Your editorial of July 16 raises serious public policy questions regarding the Forest Service's recent barter agreement with South Coast Lumber in Brookings to repair Bear Camp Road and prepare it for logging trucks.

You described what appears to be a good deal for South Coast Lumber Company and for those who travel the winding Bear Camp Road between Galice and Agness, the most convenient road for those boating the Wild Rogue River.

As purchaser of the Green Knob Timber Sale, South Coast Lumber gets to cut down, mill and sell publicly owned national forest trees for a fraction of their monetary value, and the public gets their scenic backroad repaired and brought up to standards necessary for log truck traffic.

This Green Knob Timber Sale may seem benign at first glance. But to me it looks like an integral part and the first step of the agency's expanding plans to log in the Shasta Costa watershed.

Specifically, the Forest Service is now writing a Draft Environmental Impact Statement for the new Agness Shasta Costa Project. The mapped project area includes all of the Shasta Costa basin as well as the area of the Green Knob Timber Sale.

Most notably, the Forest Service is proposing actions such as logging 10 million-30 million board feet of trees, many of which would be hauled away on Bear Camp Road. It endorses cutting old-growth trees in forests set aside in the 1994 Northwest Forest Plan as “Late Successional Reserve” and “Key Watershed” areas. These designations were made because Shasta Costa Creek is one of the top two tributaries to the lower Rogue River for supporting salmon with clear, cold waters.
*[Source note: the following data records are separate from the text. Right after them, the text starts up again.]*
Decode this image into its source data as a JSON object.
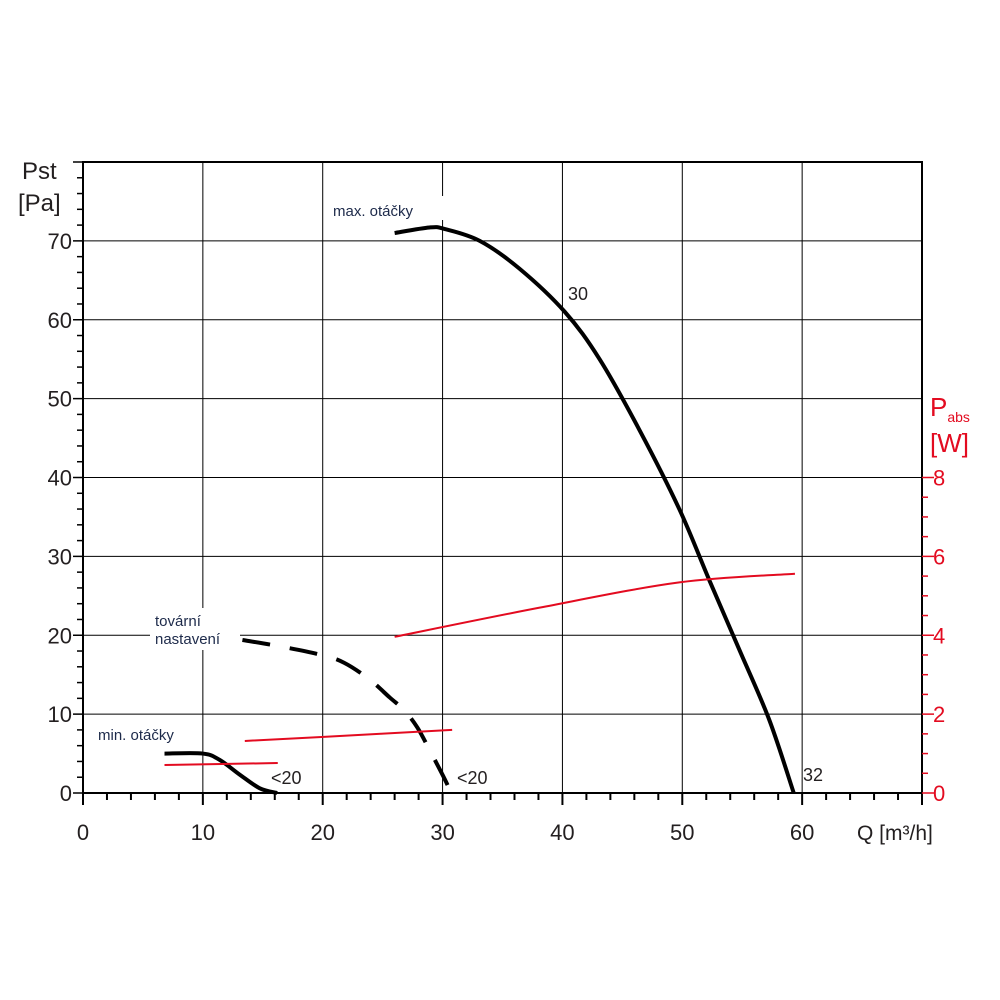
{
  "chart_data": {
    "type": "line",
    "title": "",
    "xlabel": "Q [m³/h]",
    "ylabel": "Pst [Pa]",
    "ylabel_line1": "Pst",
    "ylabel_line2": "[Pa]",
    "y2label_main": "P",
    "y2label_sub": "abs",
    "y2label_unit": "[W]",
    "xlim": [
      0,
      70
    ],
    "ylim": [
      0,
      80
    ],
    "y2lim": [
      0,
      16
    ],
    "grid": true,
    "x_ticks": [
      "0",
      "10",
      "20",
      "30",
      "40",
      "50",
      "60"
    ],
    "y_ticks": [
      "0",
      "10",
      "20",
      "30",
      "40",
      "50",
      "60",
      "70"
    ],
    "y2_ticks": [
      "0",
      "2",
      "4",
      "6",
      "8"
    ],
    "colors": {
      "pressure": "#000000",
      "power": "#e30b20",
      "grid": "#000000"
    },
    "series": [
      {
        "name": "max. otáčky",
        "axis": "left",
        "style": "solid",
        "x": [
          26.0,
          28.9,
          30.2,
          33.1,
          36.4,
          40.2,
          43.1,
          46.4,
          49.75,
          52.25,
          54.75,
          57.25,
          59.3
        ],
        "y": [
          71.0,
          71.7,
          71.5,
          70.0,
          66.5,
          61.0,
          55.0,
          46.1,
          36.0,
          27.0,
          18.2,
          9.3,
          0
        ]
      },
      {
        "name": "tovární nastavení",
        "axis": "left",
        "style": "dashed",
        "x": [
          13.3,
          16.4,
          19.9,
          21.8,
          23.9,
          25.6,
          26.8,
          27.9,
          28.9,
          30.2,
          30.7
        ],
        "y": [
          19.4,
          18.6,
          17.5,
          16.5,
          14.4,
          12.1,
          10.5,
          8.3,
          5.5,
          1.7,
          0
        ]
      },
      {
        "name": "min. otáčky",
        "axis": "left",
        "style": "solid",
        "x": [
          6.8,
          10.0,
          11.4,
          13.1,
          14.75,
          16.2
        ],
        "y": [
          5.0,
          5.0,
          4.2,
          2.3,
          0.6,
          0
        ]
      },
      {
        "name": "Pabs max. otáčky",
        "axis": "right",
        "style": "solid",
        "x": [
          26.0,
          38.1,
          49.75,
          59.4
        ],
        "y": [
          3.96,
          4.7,
          5.34,
          5.56
        ]
      },
      {
        "name": "Pabs tovární nastavení",
        "axis": "right",
        "style": "solid",
        "x": [
          13.5,
          19.9,
          30.8
        ],
        "y": [
          1.32,
          1.42,
          1.6
        ]
      },
      {
        "name": "Pabs min. otáčky",
        "axis": "right",
        "style": "solid",
        "x": [
          6.8,
          16.25
        ],
        "y": [
          0.71,
          0.76
        ]
      }
    ],
    "annotations": {
      "max_label": "max. otáčky",
      "factory_line1": "tovární",
      "factory_line2": "nastavení",
      "min_label": "min. otáčky",
      "max_mid": "30",
      "max_end": "32",
      "factory_end": "<20",
      "min_end": "<20"
    }
  }
}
I'm wondering why the Forest Service didn't notify the public that the Green Knob reissued timber sale was rushed ahead and excluded from this larger planning process.

What is at stake is the integrity of the Shasta Costa watershed's surface and groundwater temperatures, so necessary for salmon survival. Temperatures are already under stress from previous reduction of shade in riparian areas and drying trends stemming from global warming.
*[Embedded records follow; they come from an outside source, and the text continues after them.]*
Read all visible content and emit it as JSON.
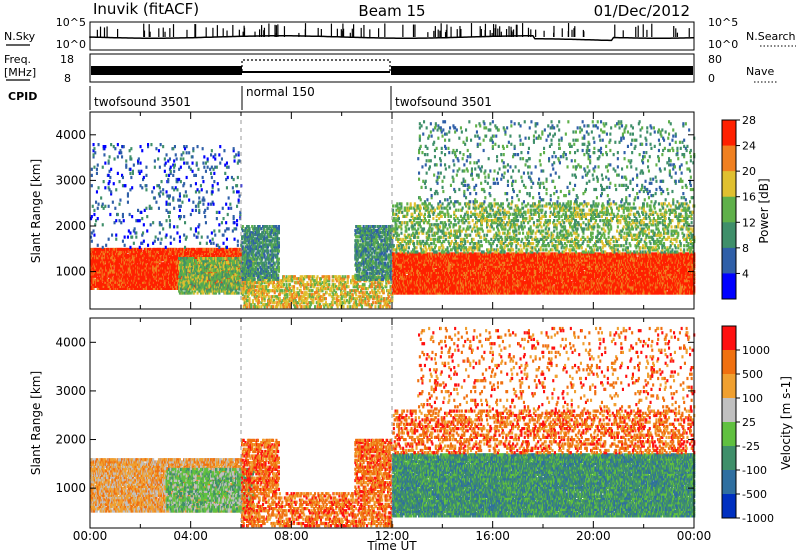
{
  "header": {
    "station": "Inuvik (fitACF)",
    "beam": "Beam 15",
    "date": "01/Dec/2012"
  },
  "nsky": {
    "label": "N.Sky",
    "right_label": "N.Search",
    "y_top_tick": "10^5",
    "y_bottom_tick": "10^0"
  },
  "freq": {
    "label_line1": "Freq.",
    "label_line2": "[MHz]",
    "left_ticks": [
      "18",
      "8"
    ],
    "right_ticks": [
      "80",
      "0"
    ],
    "right_label": "Nave"
  },
  "cpid": {
    "label": "CPID",
    "segments": [
      {
        "name": "twofsound 3501",
        "start": 0,
        "end": 6
      },
      {
        "name": "normal 150",
        "start": 6,
        "end": 12
      },
      {
        "name": "twofsound 3501",
        "start": 12,
        "end": 24
      }
    ]
  },
  "chart_data": [
    {
      "type": "heatmap",
      "title": "Power",
      "ylabel": "Slant Range [km]",
      "xlabel": "Time UT",
      "x_range_hours": [
        0,
        24
      ],
      "y_range_km": [
        180,
        4500
      ],
      "y_ticks": [
        1000,
        2000,
        3000,
        4000
      ],
      "x_ticks": [
        "00:00",
        "04:00",
        "08:00",
        "12:00",
        "16:00",
        "20:00",
        "00:00"
      ],
      "colorbar": {
        "label": "Power [dB]",
        "ticks": [
          "4",
          "8",
          "12",
          "16",
          "20",
          "24",
          "28"
        ],
        "colors": [
          "#0000ff",
          "#2f5fa8",
          "#3f8f6a",
          "#5fb04a",
          "#e0c030",
          "#f08020",
          "#ff2000"
        ]
      },
      "echo_bands": [
        {
          "t0": 0,
          "t1": 6,
          "r0": 600,
          "r1": 1500,
          "level": 6,
          "density": 0.85
        },
        {
          "t0": 3.5,
          "t1": 6.5,
          "r0": 500,
          "r1": 1300,
          "level": 3,
          "density": 0.6
        },
        {
          "t0": 6,
          "t1": 12,
          "r0": 200,
          "r1": 900,
          "level": 4,
          "density": 0.35
        },
        {
          "t0": 6,
          "t1": 7.5,
          "r0": 800,
          "r1": 2000,
          "level": 2,
          "density": 0.5
        },
        {
          "t0": 10.5,
          "t1": 12,
          "r0": 800,
          "r1": 2000,
          "level": 2,
          "density": 0.5
        },
        {
          "t0": 12,
          "t1": 24,
          "r0": 500,
          "r1": 1400,
          "level": 6,
          "density": 0.9
        },
        {
          "t0": 12,
          "t1": 24,
          "r0": 1400,
          "r1": 2500,
          "level": 3,
          "density": 0.25
        },
        {
          "t0": 13,
          "t1": 24,
          "r0": 2500,
          "r1": 4300,
          "level": 2,
          "density": 0.06
        },
        {
          "t0": 0,
          "t1": 6,
          "r0": 1500,
          "r1": 3800,
          "level": 1,
          "density": 0.05
        }
      ]
    },
    {
      "type": "heatmap",
      "title": "Velocity",
      "ylabel": "Slant Range [km]",
      "xlabel": "Time UT",
      "x_range_hours": [
        0,
        24
      ],
      "y_range_km": [
        180,
        4500
      ],
      "y_ticks": [
        1000,
        2000,
        3000,
        4000
      ],
      "x_ticks": [
        "00:00",
        "04:00",
        "08:00",
        "12:00",
        "16:00",
        "20:00",
        "00:00"
      ],
      "colorbar": {
        "label": "Velocity [m s-1]",
        "ticks": [
          "1000",
          "500",
          "100",
          "25",
          "-25",
          "-100",
          "-500",
          "-1000"
        ],
        "colors": [
          "#0030c0",
          "#2f6fa0",
          "#3f8f6a",
          "#60c040",
          "#c0c0c0",
          "#f0a030",
          "#f07010",
          "#ff1010"
        ]
      },
      "echo_bands": [
        {
          "t0": 0,
          "t1": 6,
          "r0": 500,
          "r1": 1600,
          "level": 5,
          "density": 0.8
        },
        {
          "t0": 3,
          "t1": 6.5,
          "r0": 500,
          "r1": 1400,
          "level": 3,
          "density": 0.6
        },
        {
          "t0": 6,
          "t1": 12,
          "r0": 200,
          "r1": 900,
          "level": 6,
          "density": 0.35
        },
        {
          "t0": 6,
          "t1": 7.5,
          "r0": 900,
          "r1": 2000,
          "level": 6,
          "density": 0.5
        },
        {
          "t0": 10.5,
          "t1": 12,
          "r0": 900,
          "r1": 2000,
          "level": 6,
          "density": 0.5
        },
        {
          "t0": 12,
          "t1": 24,
          "r0": 400,
          "r1": 1700,
          "level": 2,
          "density": 0.85
        },
        {
          "t0": 12,
          "t1": 24,
          "r0": 1700,
          "r1": 2600,
          "level": 6,
          "density": 0.25
        },
        {
          "t0": 13,
          "t1": 24,
          "r0": 2600,
          "r1": 4300,
          "level": 6,
          "density": 0.06
        }
      ]
    }
  ]
}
So why wasn’t the logging along Bear Camp Road included in the Forest Service's larger project analysis for the Draft Environmental Impact Statement?

This lack of transparency by Forest Service leadership has been troubling me for months. The public should have been involved, or at least informed.

Let's look at some history.

The Forest Service Organic Administration Act of 1897 provides the statutory basis for what became our country's national forests. The Act prioritizes two things (in this order) to improve and protect our public forests: (a) securing favorable conditions of water flows and (b) furnishing a continuous supply of timber.

In 1975 researchers estimated that 75 percent of the aquatic habitat for coho salmon and steelhead in the Rogue River basin had been destroyed since white man's settlement.

In 1991 the Forest Service wrote the first Environmental Impact Statement for logging in Shasta Costa. The proposed timber sales originally started out with a broad “forest restoration” objective, but ended up being oriented toward maximizing revenues. Shasta Costa survived that threat, because thousands of citizens spoke out, and the adoption of the Northwest Forest Plan established the Late Successional Reserves and Key Watershed areas instead.

Recently I participated in the Wild Rivers Coast Forest Collaborative, a Forest Service advisory committee of stakeholders in Curry County. The collaborative's initial project decision was to work with the Forest Service to develop a plan to restore oak savanna ecosystems in the Shasta Costa Creek watershed. Our group's proposal suggested methods such as thinning plantations, removing invasive species and reducing fuel loads.

Unfortunately, this focused plan was substantially amended by the Forest Service, and what began as a restoration project for oak savannas has expanded into a major timber cutting proposal with logging in Late Successional Reserve and Key Watershed areas.

This would be a dangerous precedent for undermining the Northwest Forest Plan's protections for public forests west of the Cascades.

The Rogue River-Siskiyou National Forest and its Gold Beach District have suffered massive budget cuts in recent years, so their level of operations now also depend on their ability to sell timber and receive funding under the KV formula for sharing timber sales revenue. Thus there is increasingly strong pressure on regional and local Forest Service management to get the cut out.

I firmly believe that many of the agency specialists engaged in today's planning process were working for an environmentally viable outcome, but the forces from the timber industry, Association of O&C Counties and Forest Service budget requirements have been strong.

Consequently, the public needs to be vigilant in scrutinizing all Forest Service timber sale proposals, starting with the Agness Shasta Costa Project, that would set a precedent of weakening the Northwest Forest Plan. We still need protected Late Successional Reserves and Key Watersheds to assist the survival of salmon runs across the Pacific Northwest.

— Jack Churchill has lived in Agness for 25 years and traveled the Bear Camp Road. As a political economist, he had an extensive career in administration of land and water programs for the US Departments of Agriculture, Interior, and EPA, as well as the State of Oregon. He helped author the Oregon Water Management Act, which became the basis for the state's Watershed Councils.